Bien qu'ils étaient teintés dans la masse sur les Dspécial et les Dsuper, à Aulnay nous avons peint des pavillons en blanc.
Lors du test de fonctionnement du lave glace, le liquide à pénétré dans la matière et formé des taches jaunes. la seule solution fut de les repeindre. Plusieurs centaines étaient touchées.

En 1974 j'avais 22 ans et je conduisais tous les jours des DS neuves……………

 

 

Et enfin, fin 2018, un visiteur m'a écrit ceci:
"bien sûr il est impossible de différencier une DS de Javel d'une DS d'Aulnay, cela aurait décrédibilisé Citroën; mais j'ai remarqué que la frappe à froid à Aulnay était devenue plus propre, plus industrielle."

J'ai voulu vérifier cette info.

Et j'ai pu retrouver une Dsuper dont on est sûr, certificat Citroën en mains, qu'elle est sortie d'Aulnay.

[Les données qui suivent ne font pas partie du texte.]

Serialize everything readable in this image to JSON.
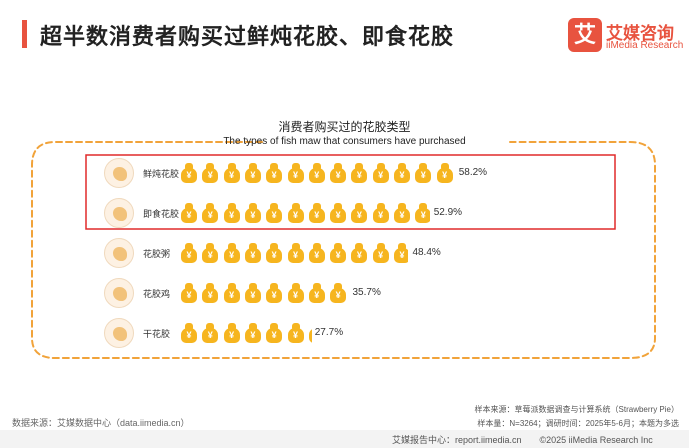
{
  "header": {
    "title": "超半数消费者购买过鲜炖花胶、即食花胶"
  },
  "logo": {
    "mark": "艾",
    "name_cn": "艾媒咨询",
    "name_en": "iiMedia Research"
  },
  "chart_data": {
    "type": "bar",
    "title": "消费者购买过的花胶类型",
    "subtitle": "The types of fish maw that consumers have purchased",
    "categories": [
      "鲜炖花胶",
      "即食花胶",
      "花胶粥",
      "花胶鸡",
      "干花胶"
    ],
    "values": [
      58.2,
      52.9,
      48.4,
      35.7,
      27.7
    ],
    "value_labels": [
      "58.2%",
      "52.9%",
      "48.4%",
      "35.7%",
      "27.7%"
    ],
    "unit": "%",
    "xlim": [
      0,
      100
    ],
    "highlighted": [
      "鲜炖花胶",
      "即食花胶"
    ],
    "highlight_color": "#e02a2a",
    "mark_symbol": "¥",
    "mark_color": "#f6b51f",
    "frame_color": "#f1a33a",
    "grid": false,
    "legend": "none"
  },
  "footer": {
    "source_left": "数据来源：艾媒数据中心（data.iimedia.cn）",
    "sample_source": "样本来源：草莓派数据调查与计算系统（Strawberry Pie）",
    "sample_info": "样本量：N=3264；调研时间：2025年5-6月；本题为多选",
    "bottom": "艾媒报告中心：report.iimedia.cn　　©2025  iiMedia Research Inc"
  }
}
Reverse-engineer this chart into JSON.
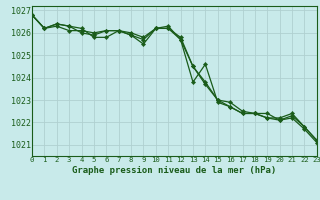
{
  "title": "Graphe pression niveau de la mer (hPa)",
  "bg_color": "#c8eaea",
  "grid_color": "#b0d0d0",
  "line_color": "#1a5c1a",
  "x_min": 0,
  "x_max": 23,
  "y_min": 1020.5,
  "y_max": 1027.2,
  "yticks": [
    1021,
    1022,
    1023,
    1024,
    1025,
    1026,
    1027
  ],
  "series1": [
    1026.8,
    1026.2,
    1026.3,
    1026.1,
    1026.1,
    1026.0,
    1026.1,
    1026.1,
    1025.9,
    1025.7,
    1026.2,
    1026.2,
    1025.7,
    1023.8,
    1024.6,
    1022.9,
    1022.7,
    1022.4,
    1022.4,
    1022.4,
    1022.1,
    1022.3,
    1021.8,
    1021.2
  ],
  "series2": [
    1026.8,
    1026.2,
    1026.4,
    1026.3,
    1026.2,
    1025.8,
    1025.8,
    1026.1,
    1026.0,
    1025.8,
    1026.2,
    1026.3,
    1025.7,
    1024.5,
    1023.7,
    1023.0,
    1022.9,
    1022.5,
    1022.4,
    1022.2,
    1022.2,
    1022.4,
    1021.8,
    1021.2
  ],
  "series3": [
    1026.8,
    1026.2,
    1026.4,
    1026.3,
    1026.0,
    1025.9,
    1026.1,
    1026.1,
    1025.9,
    1025.5,
    1026.2,
    1026.2,
    1025.8,
    1024.5,
    1023.8,
    1023.0,
    1022.7,
    1022.4,
    1022.4,
    1022.2,
    1022.1,
    1022.2,
    1021.7,
    1021.1
  ],
  "xlabel_fontsize": 6.5,
  "xtick_fontsize": 5.2,
  "ytick_fontsize": 6.0,
  "linewidth": 0.9,
  "markersize": 2.2
}
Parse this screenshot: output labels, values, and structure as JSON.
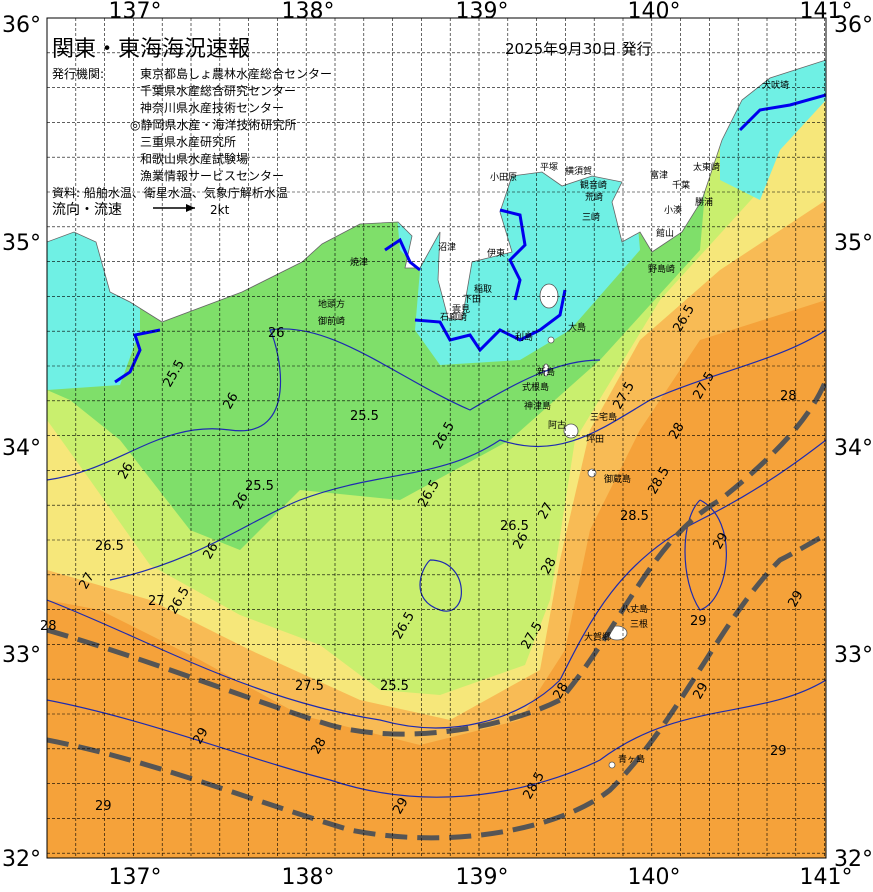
{
  "header": {
    "title": "関東・東海海況速報",
    "date": "2025年9月30日 発行",
    "agency_label": "発行機関:",
    "agencies": [
      "東京都島しょ農林水産総合センター",
      "千葉県水産総合研究センター",
      "神奈川県水産技術センター",
      "◎静岡県水産・海洋技術研究所",
      "三重県水産研究所",
      "和歌山県水産試験場",
      "漁業情報サービスセンター"
    ],
    "source": "資料: 船舶水温、衛星水温、気象庁解析水温",
    "flow_label": "流向・流速",
    "scale_label": "2kt"
  },
  "axes": {
    "lon_labels": [
      "137°",
      "138°",
      "139°",
      "140°",
      "141°"
    ],
    "lat_labels": [
      "36°",
      "35°",
      "34°",
      "33°",
      "32°"
    ]
  },
  "places": [
    "犬吠埼",
    "太東崎",
    "勝浦",
    "小湊",
    "千葉",
    "館山",
    "野島崎",
    "富津",
    "観音崎",
    "横須賀",
    "荒崎",
    "三崎",
    "平塚",
    "小田原",
    "伊東",
    "稲取",
    "下田",
    "石廊崎",
    "雲見",
    "沼津",
    "焼津",
    "地頭方",
    "御前崎",
    "大島",
    "利島",
    "新島",
    "式根島",
    "神津島",
    "三宅島",
    "阿古",
    "坪田",
    "御蔵島",
    "八丈島",
    "大賀郷",
    "三根",
    "青ヶ島"
  ],
  "contours": [
    "26",
    "25.5",
    "26",
    "25.5",
    "26.5",
    "26",
    "25.5",
    "26",
    "26.5",
    "26.5",
    "27",
    "26",
    "26.5",
    "26.5",
    "27.5",
    "28",
    "28",
    "28.5",
    "28.5",
    "29",
    "29",
    "29",
    "28",
    "27.5",
    "27",
    "26.5",
    "27",
    "27.5",
    "28",
    "29",
    "29",
    "28.5",
    "26.5",
    "25.5",
    "26",
    "27.5",
    "28",
    "29",
    "29",
    "29",
    "28"
  ]
}
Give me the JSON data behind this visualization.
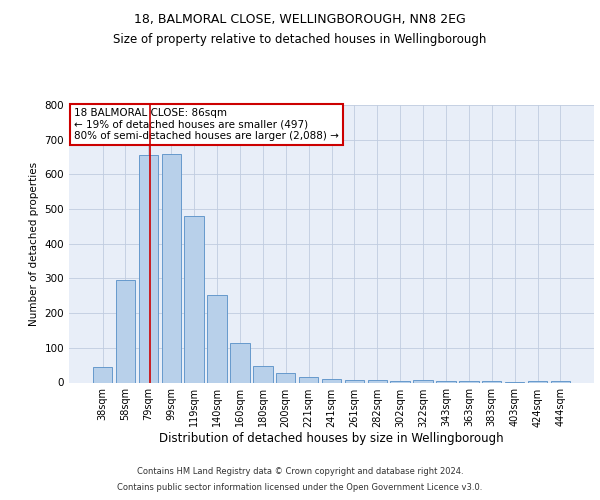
{
  "title_line1": "18, BALMORAL CLOSE, WELLINGBOROUGH, NN8 2EG",
  "title_line2": "Size of property relative to detached houses in Wellingborough",
  "xlabel": "Distribution of detached houses by size in Wellingborough",
  "ylabel": "Number of detached properties",
  "categories": [
    "38sqm",
    "58sqm",
    "79sqm",
    "99sqm",
    "119sqm",
    "140sqm",
    "160sqm",
    "180sqm",
    "200sqm",
    "221sqm",
    "241sqm",
    "261sqm",
    "282sqm",
    "302sqm",
    "322sqm",
    "343sqm",
    "363sqm",
    "383sqm",
    "403sqm",
    "424sqm",
    "444sqm"
  ],
  "values": [
    45,
    295,
    655,
    660,
    480,
    252,
    113,
    48,
    27,
    17,
    10,
    8,
    6,
    5,
    8,
    5,
    5,
    5,
    2,
    5,
    5
  ],
  "bar_color": "#b8d0ea",
  "bar_edge_color": "#6699cc",
  "vline_color": "#cc0000",
  "vline_x_index": 2.05,
  "annotation_text": "18 BALMORAL CLOSE: 86sqm\n← 19% of detached houses are smaller (497)\n80% of semi-detached houses are larger (2,088) →",
  "annotation_box_facecolor": "#ffffff",
  "annotation_box_edgecolor": "#cc0000",
  "ylim": [
    0,
    800
  ],
  "yticks": [
    0,
    100,
    200,
    300,
    400,
    500,
    600,
    700,
    800
  ],
  "footer_line1": "Contains HM Land Registry data © Crown copyright and database right 2024.",
  "footer_line2": "Contains public sector information licensed under the Open Government Licence v3.0.",
  "bg_color": "#ffffff",
  "plot_bg_color": "#e8eef8",
  "grid_color": "#c0cce0",
  "title1_fontsize": 9,
  "title2_fontsize": 8.5
}
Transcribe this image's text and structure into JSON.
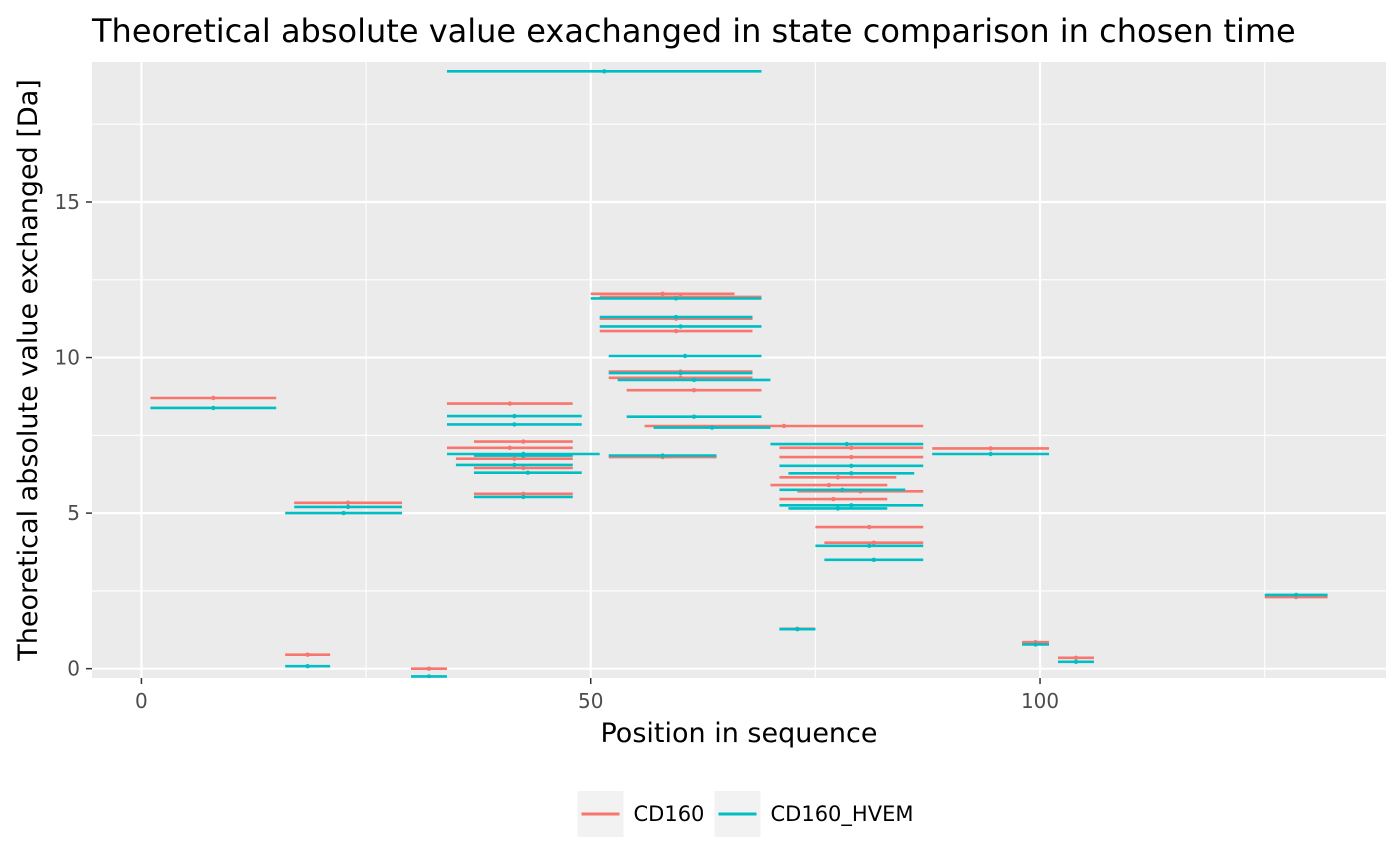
{
  "chart_data": {
    "type": "errorbar-segments",
    "title": "Theoretical absolute value exachanged in state comparison in chosen time",
    "xlabel": "Position in sequence",
    "ylabel": "Theoretical absolute value exchanged [Da]",
    "xlim": [
      -5.5,
      138.5
    ],
    "ylim": [
      -0.3,
      19.5
    ],
    "x_ticks": [
      0,
      50,
      100
    ],
    "x_tick_labels": [
      "0",
      "50",
      "100"
    ],
    "y_ticks": [
      0,
      5,
      10,
      15
    ],
    "y_tick_labels": [
      "0",
      "5",
      "10",
      "15"
    ],
    "grid": true,
    "legend_position": "bottom",
    "series": [
      {
        "name": "CD160",
        "color": "#F8766D",
        "segments": [
          {
            "start": 1,
            "end": 15,
            "value": 8.7
          },
          {
            "start": 16,
            "end": 21,
            "value": 0.45
          },
          {
            "start": 17,
            "end": 29,
            "value": 5.33
          },
          {
            "start": 30,
            "end": 34,
            "value": 0.0
          },
          {
            "start": 34,
            "end": 69,
            "value": 19.6
          },
          {
            "start": 34,
            "end": 48,
            "value": 8.52
          },
          {
            "start": 34,
            "end": 48,
            "value": 7.1
          },
          {
            "start": 35,
            "end": 48,
            "value": 6.75
          },
          {
            "start": 37,
            "end": 48,
            "value": 7.3
          },
          {
            "start": 37,
            "end": 48,
            "value": 6.45
          },
          {
            "start": 37,
            "end": 48,
            "value": 5.62
          },
          {
            "start": 50,
            "end": 66,
            "value": 12.05
          },
          {
            "start": 51,
            "end": 69,
            "value": 11.95
          },
          {
            "start": 51,
            "end": 68,
            "value": 11.25
          },
          {
            "start": 51,
            "end": 68,
            "value": 10.85
          },
          {
            "start": 52,
            "end": 68,
            "value": 9.55
          },
          {
            "start": 52,
            "end": 68,
            "value": 9.35
          },
          {
            "start": 54,
            "end": 69,
            "value": 8.95
          },
          {
            "start": 52,
            "end": 64,
            "value": 6.8
          },
          {
            "start": 56,
            "end": 87,
            "value": 7.8
          },
          {
            "start": 71,
            "end": 87,
            "value": 6.8
          },
          {
            "start": 71,
            "end": 87,
            "value": 7.1
          },
          {
            "start": 71,
            "end": 84,
            "value": 6.15
          },
          {
            "start": 70,
            "end": 83,
            "value": 5.9
          },
          {
            "start": 73,
            "end": 87,
            "value": 5.7
          },
          {
            "start": 71,
            "end": 83,
            "value": 5.45
          },
          {
            "start": 75,
            "end": 87,
            "value": 4.55
          },
          {
            "start": 76,
            "end": 87,
            "value": 4.05
          },
          {
            "start": 71,
            "end": 75,
            "value": 1.28
          },
          {
            "start": 88,
            "end": 101,
            "value": 7.08
          },
          {
            "start": 98,
            "end": 101,
            "value": 0.85
          },
          {
            "start": 102,
            "end": 106,
            "value": 0.35
          },
          {
            "start": 125,
            "end": 132,
            "value": 2.3
          }
        ]
      },
      {
        "name": "CD160_HVEM",
        "color": "#00BFC4",
        "segments": [
          {
            "start": 1,
            "end": 15,
            "value": 8.38
          },
          {
            "start": 16,
            "end": 21,
            "value": 0.08
          },
          {
            "start": 16,
            "end": 29,
            "value": 5.0
          },
          {
            "start": 17,
            "end": 29,
            "value": 5.2
          },
          {
            "start": 30,
            "end": 34,
            "value": -0.25
          },
          {
            "start": 34,
            "end": 69,
            "value": 19.2
          },
          {
            "start": 34,
            "end": 49,
            "value": 8.12
          },
          {
            "start": 34,
            "end": 49,
            "value": 7.85
          },
          {
            "start": 34,
            "end": 51,
            "value": 6.9
          },
          {
            "start": 37,
            "end": 48,
            "value": 6.85
          },
          {
            "start": 35,
            "end": 48,
            "value": 6.55
          },
          {
            "start": 37,
            "end": 49,
            "value": 6.3
          },
          {
            "start": 37,
            "end": 48,
            "value": 5.52
          },
          {
            "start": 50,
            "end": 69,
            "value": 11.9
          },
          {
            "start": 51,
            "end": 68,
            "value": 11.3
          },
          {
            "start": 51,
            "end": 69,
            "value": 11.0
          },
          {
            "start": 52,
            "end": 69,
            "value": 10.05
          },
          {
            "start": 52,
            "end": 68,
            "value": 9.5
          },
          {
            "start": 53,
            "end": 70,
            "value": 9.28
          },
          {
            "start": 54,
            "end": 69,
            "value": 8.1
          },
          {
            "start": 57,
            "end": 70,
            "value": 7.75
          },
          {
            "start": 52,
            "end": 64,
            "value": 6.85
          },
          {
            "start": 70,
            "end": 87,
            "value": 7.22
          },
          {
            "start": 71,
            "end": 87,
            "value": 6.52
          },
          {
            "start": 72,
            "end": 86,
            "value": 6.28
          },
          {
            "start": 71,
            "end": 85,
            "value": 5.75
          },
          {
            "start": 71,
            "end": 87,
            "value": 5.25
          },
          {
            "start": 72,
            "end": 83,
            "value": 5.15
          },
          {
            "start": 75,
            "end": 87,
            "value": 3.95
          },
          {
            "start": 76,
            "end": 87,
            "value": 3.5
          },
          {
            "start": 71,
            "end": 75,
            "value": 1.27
          },
          {
            "start": 88,
            "end": 101,
            "value": 6.9
          },
          {
            "start": 98,
            "end": 101,
            "value": 0.78
          },
          {
            "start": 102,
            "end": 106,
            "value": 0.22
          },
          {
            "start": 125,
            "end": 132,
            "value": 2.37
          }
        ]
      }
    ]
  }
}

Voici sa frappe à froid. En effet c'est assez propre.

Et une autre DSuper d'Aulnay

... et sa frappe à froid.

Et voici la frappe d'une 23 Pallas de 1974, dont je ne suis pas sûr du lieu de production.
C'est effectivement très irrégulier. En fait c'est même fait à la "va comme j'te pousse".

Hasard statistique, dépendant du soin apporté par l'ouvrier qui faisait ça?

Ou véritable révélation sur le mystère "Aulnay ou Javel"?

La question du Dr Danche, suite à cet article, a tourné parmi les anciens de l'usine.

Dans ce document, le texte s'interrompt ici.